The Spectrum of Resilience
In the intimate galleries of Rowan University’s Museum of Contemporary Art, Jazlyne Sabree’s The Spectrum of Resilience unfolds as a profound meditation on endurance and reclamation. Running from April 6 through July 30, 2026, this solo exhibition distills the essence of strength, tenacity, vigor, and adaptation as lived by members of the African Diaspora, including the artist’s own ancestral lineage. Sabree’s curatorial premise probes the obscured histories and spiritual undercurrents of Black lives, positioning her subjects as luminous messengers who whisper truths long distorted or erased. Through layered collages, she interrogates environment, memory, and spirituality against the backdrop of a global capitalist system rooted in the labor of enslaved Africans, holding resilience and fragility in exquisite tension. These works demand acceptance of ancestral narratives in an era of inhibition, transforming personal and collective trauma into vibrant declarations of presence.

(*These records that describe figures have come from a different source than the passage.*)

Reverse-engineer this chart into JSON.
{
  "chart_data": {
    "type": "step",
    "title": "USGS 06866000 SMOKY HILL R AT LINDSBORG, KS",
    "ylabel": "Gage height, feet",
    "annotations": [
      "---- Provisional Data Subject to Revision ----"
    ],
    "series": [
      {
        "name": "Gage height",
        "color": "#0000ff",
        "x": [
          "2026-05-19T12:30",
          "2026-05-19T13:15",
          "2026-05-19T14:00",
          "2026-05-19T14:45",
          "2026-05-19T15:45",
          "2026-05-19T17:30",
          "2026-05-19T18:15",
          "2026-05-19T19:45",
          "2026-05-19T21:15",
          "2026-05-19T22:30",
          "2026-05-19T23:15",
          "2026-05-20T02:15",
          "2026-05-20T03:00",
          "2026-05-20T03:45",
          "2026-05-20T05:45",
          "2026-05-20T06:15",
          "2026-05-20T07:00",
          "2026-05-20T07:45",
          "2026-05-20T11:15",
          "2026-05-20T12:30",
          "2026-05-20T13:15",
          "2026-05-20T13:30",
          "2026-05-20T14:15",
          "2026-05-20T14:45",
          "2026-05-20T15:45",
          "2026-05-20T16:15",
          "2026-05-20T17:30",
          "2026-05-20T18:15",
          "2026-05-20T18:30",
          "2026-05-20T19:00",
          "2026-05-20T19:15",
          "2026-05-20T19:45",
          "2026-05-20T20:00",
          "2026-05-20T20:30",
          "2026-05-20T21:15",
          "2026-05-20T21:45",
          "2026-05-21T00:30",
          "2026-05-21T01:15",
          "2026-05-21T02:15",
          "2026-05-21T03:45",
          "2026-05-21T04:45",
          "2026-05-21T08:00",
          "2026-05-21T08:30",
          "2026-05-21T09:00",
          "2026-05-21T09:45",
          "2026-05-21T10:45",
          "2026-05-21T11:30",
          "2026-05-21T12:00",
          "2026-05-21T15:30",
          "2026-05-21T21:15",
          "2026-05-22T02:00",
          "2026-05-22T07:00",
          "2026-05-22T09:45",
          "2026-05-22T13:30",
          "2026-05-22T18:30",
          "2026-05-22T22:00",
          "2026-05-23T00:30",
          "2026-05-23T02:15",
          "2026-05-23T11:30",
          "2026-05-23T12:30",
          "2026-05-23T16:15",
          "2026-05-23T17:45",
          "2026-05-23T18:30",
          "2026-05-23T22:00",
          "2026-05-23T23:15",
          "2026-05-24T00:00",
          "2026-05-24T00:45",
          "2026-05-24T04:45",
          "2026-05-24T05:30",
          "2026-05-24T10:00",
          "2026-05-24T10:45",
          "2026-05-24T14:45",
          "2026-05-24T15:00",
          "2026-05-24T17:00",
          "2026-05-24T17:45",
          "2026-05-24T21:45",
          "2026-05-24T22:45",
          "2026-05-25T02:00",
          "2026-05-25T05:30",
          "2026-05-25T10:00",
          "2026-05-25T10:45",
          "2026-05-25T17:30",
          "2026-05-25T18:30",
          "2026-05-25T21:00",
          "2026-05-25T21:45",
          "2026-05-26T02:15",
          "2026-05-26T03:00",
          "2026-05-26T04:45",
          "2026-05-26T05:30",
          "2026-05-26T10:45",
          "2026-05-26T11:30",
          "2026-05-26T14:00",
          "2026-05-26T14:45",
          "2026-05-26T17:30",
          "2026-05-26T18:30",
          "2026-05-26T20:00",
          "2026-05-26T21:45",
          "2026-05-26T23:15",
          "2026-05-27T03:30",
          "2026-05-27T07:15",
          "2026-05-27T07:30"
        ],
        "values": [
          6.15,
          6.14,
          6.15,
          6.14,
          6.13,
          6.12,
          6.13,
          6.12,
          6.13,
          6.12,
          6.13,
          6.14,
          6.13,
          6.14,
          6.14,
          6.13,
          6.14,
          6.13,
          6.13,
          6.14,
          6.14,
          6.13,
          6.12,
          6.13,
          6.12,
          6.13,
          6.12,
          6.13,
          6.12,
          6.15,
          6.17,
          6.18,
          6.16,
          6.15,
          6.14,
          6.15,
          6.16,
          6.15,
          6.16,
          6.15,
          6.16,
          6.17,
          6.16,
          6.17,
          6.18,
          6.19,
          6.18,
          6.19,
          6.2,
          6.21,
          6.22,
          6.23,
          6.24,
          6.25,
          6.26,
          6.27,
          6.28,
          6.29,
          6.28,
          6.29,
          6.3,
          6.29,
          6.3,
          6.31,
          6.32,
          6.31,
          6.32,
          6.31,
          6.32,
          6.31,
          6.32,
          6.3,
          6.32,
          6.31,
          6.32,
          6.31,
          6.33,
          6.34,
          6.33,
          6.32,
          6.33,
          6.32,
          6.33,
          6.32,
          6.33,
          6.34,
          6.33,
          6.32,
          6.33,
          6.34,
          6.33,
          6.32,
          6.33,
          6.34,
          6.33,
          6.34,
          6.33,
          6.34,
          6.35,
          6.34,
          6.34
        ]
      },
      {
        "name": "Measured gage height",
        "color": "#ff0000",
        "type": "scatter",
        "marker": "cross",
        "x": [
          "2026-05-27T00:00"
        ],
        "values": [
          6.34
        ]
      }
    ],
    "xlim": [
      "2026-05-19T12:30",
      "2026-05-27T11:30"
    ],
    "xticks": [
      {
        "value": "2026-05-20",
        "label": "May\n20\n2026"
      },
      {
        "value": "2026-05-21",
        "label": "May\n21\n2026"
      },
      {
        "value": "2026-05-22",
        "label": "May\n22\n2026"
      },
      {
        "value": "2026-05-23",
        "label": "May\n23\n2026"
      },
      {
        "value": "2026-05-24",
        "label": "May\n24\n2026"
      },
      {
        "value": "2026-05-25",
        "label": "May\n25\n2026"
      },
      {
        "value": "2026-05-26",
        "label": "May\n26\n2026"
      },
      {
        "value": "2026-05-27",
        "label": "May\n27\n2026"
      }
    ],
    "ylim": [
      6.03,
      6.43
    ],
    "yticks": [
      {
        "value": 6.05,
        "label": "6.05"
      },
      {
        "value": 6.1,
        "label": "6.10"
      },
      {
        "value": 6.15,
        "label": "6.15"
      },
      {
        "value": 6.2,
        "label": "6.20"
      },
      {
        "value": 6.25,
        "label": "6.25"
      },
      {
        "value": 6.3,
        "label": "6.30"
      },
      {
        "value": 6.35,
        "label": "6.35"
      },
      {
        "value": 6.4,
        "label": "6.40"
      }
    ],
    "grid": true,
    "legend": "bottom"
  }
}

Sabree’s large-scale collages command attention with their tactile immediacy, blending paint, paper, and found objects into textured portraits that pulse with life. Figures emerge from fragmented surfaces—postures captured in candid moments of joy, struggle, pain, and subtle triumph—elevating everyday sitters into spiritual icons. Beads, scraps of fabric, and ephemera evoke the syncretism of diasporic traditions, where Africanisms persist beyond the continent through acculturation and belief. One senses the physicality of memory in these pieces: edges frayed like forgotten stories, colors blooming with vigor, surfaces built up to mirror the weight of historical displacement. Her self-taught process layers authenticity, refusing polished illusion for raw, collage-driven honesty that invites viewers to trace the genealogy of each form.

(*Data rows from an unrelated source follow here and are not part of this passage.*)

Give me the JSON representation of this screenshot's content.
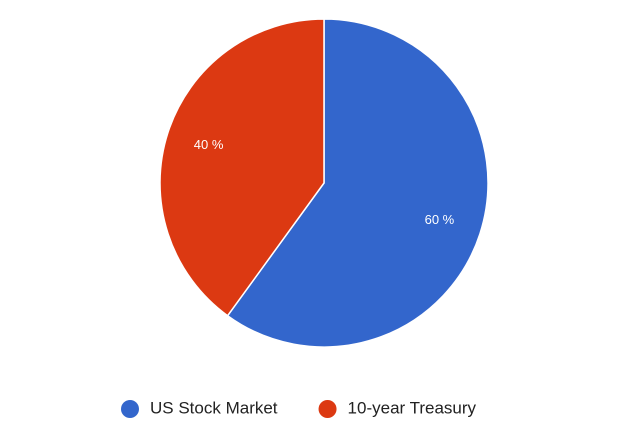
{
  "chart_data": {
    "type": "pie",
    "categories": [
      "US Stock Market",
      "10-year Treasury"
    ],
    "values": [
      60,
      40
    ],
    "value_labels": [
      "60 %",
      "40 %"
    ],
    "colors": [
      "#3366cc",
      "#dc3912"
    ],
    "legend": "bottom"
  }
}
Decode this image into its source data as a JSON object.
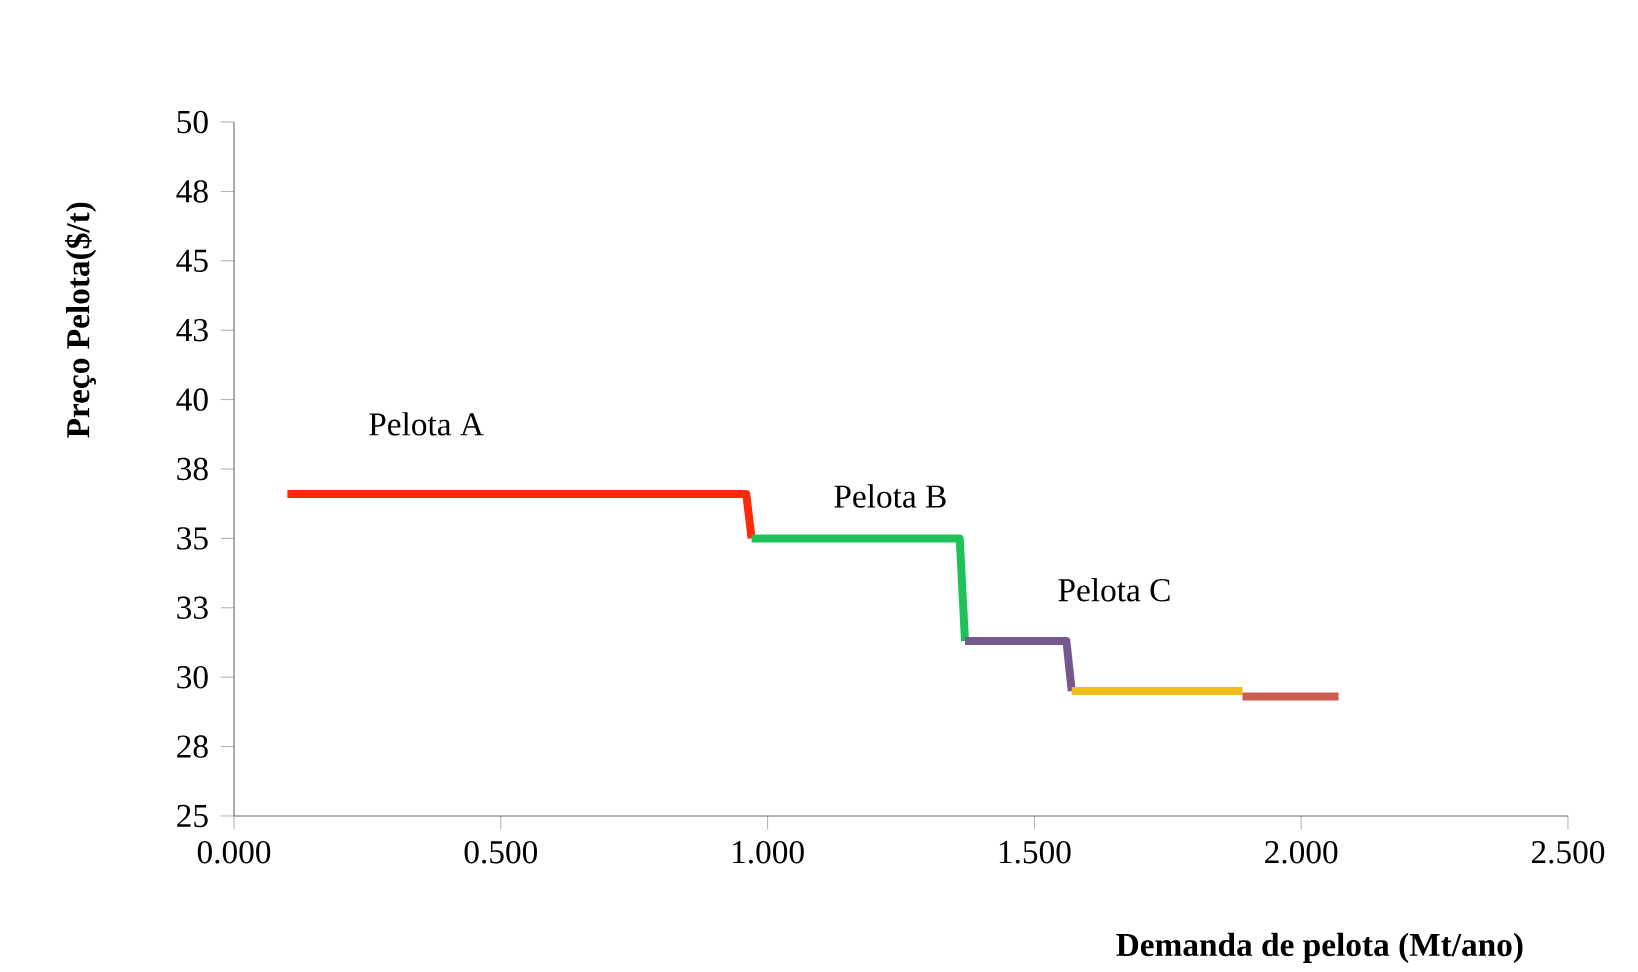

Rooted in the rich traditions of Black portraiture and collage as acts of resistance, Sabree’s practice echoes the Afrofuturist impulses of artists like Romare Bearden and Kerry James Marshall, who pieced together fragmented histories into bold visual languages. Yet she extends this lineage into contemporary conversations around erasure in the digital age, engaging the healing power of figuration amid African folk culture and the Black LGBTQ experience. Her interdisciplinary voice—honed through exhibitions at institutions like the Montclair Art Museum, Newark Museum, and The Colored Girls Museum—interweaves spirituality with critique, tracing the evolution of diasporic customs in a world still grappling with their suppression.

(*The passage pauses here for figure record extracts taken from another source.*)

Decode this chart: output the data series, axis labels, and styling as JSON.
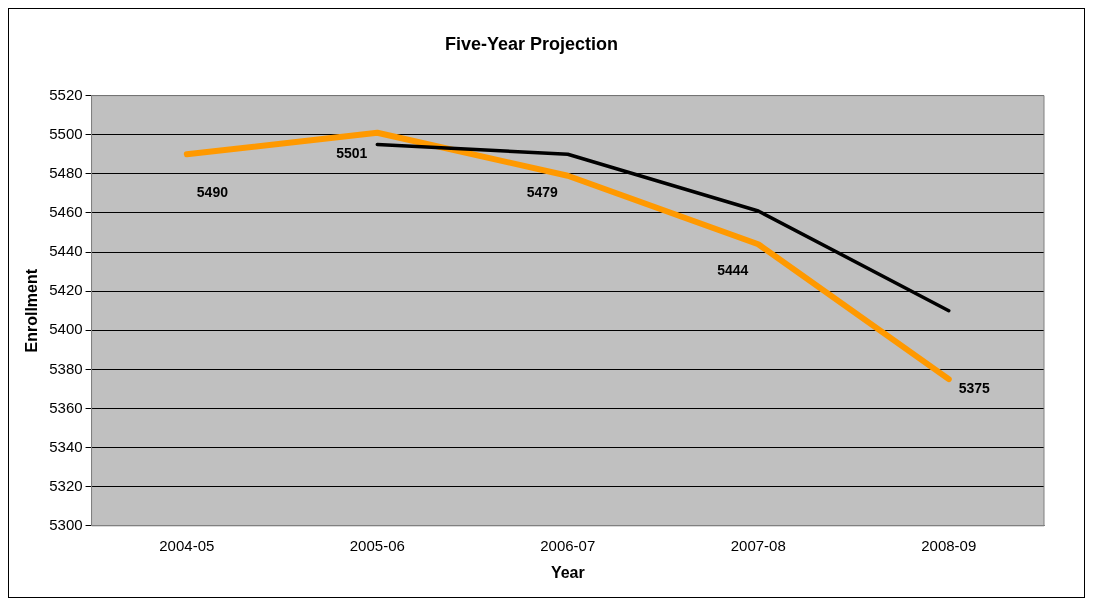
{
  "chart_data": {
    "type": "line",
    "title": "Five-Year Projection",
    "xlabel": "Year",
    "ylabel": "Enrollment",
    "categories": [
      "2004-05",
      "2005-06",
      "2006-07",
      "2007-08",
      "2008-09"
    ],
    "series": [
      {
        "color": "#000000",
        "values": [
          null,
          5495,
          5490,
          5461,
          5410
        ]
      },
      {
        "color": "#ff9900",
        "values": [
          5490,
          5501,
          5479,
          5444,
          5375
        ],
        "value_labels": [
          "5490",
          "5501",
          "5479",
          "5444",
          "5375"
        ]
      }
    ],
    "ylim": [
      5300,
      5520
    ],
    "yticks": [
      5300,
      5320,
      5340,
      5360,
      5380,
      5400,
      5420,
      5440,
      5460,
      5480,
      5500,
      5520
    ],
    "grid": "y",
    "legend": false,
    "marker": "none",
    "line_style": "solid"
  }
}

This exhibition stands as a vital counterpoint to today’s volatility, offering visitors a sanctuary of wholeness through selfless love and heart-mind alignment. Sabree’s radiant visions not only honor the spectrum of Black resilience but compel a reckoning with its ongoing fight for visibility, making The Spectrum of Resilience an unmissable pilgrimage for anyone seeking art that heals, provokes, and restores. In Glassboro’s welcoming spaces, it promises an encounter that lingers, reframing personal narratives within the grand arc of survival.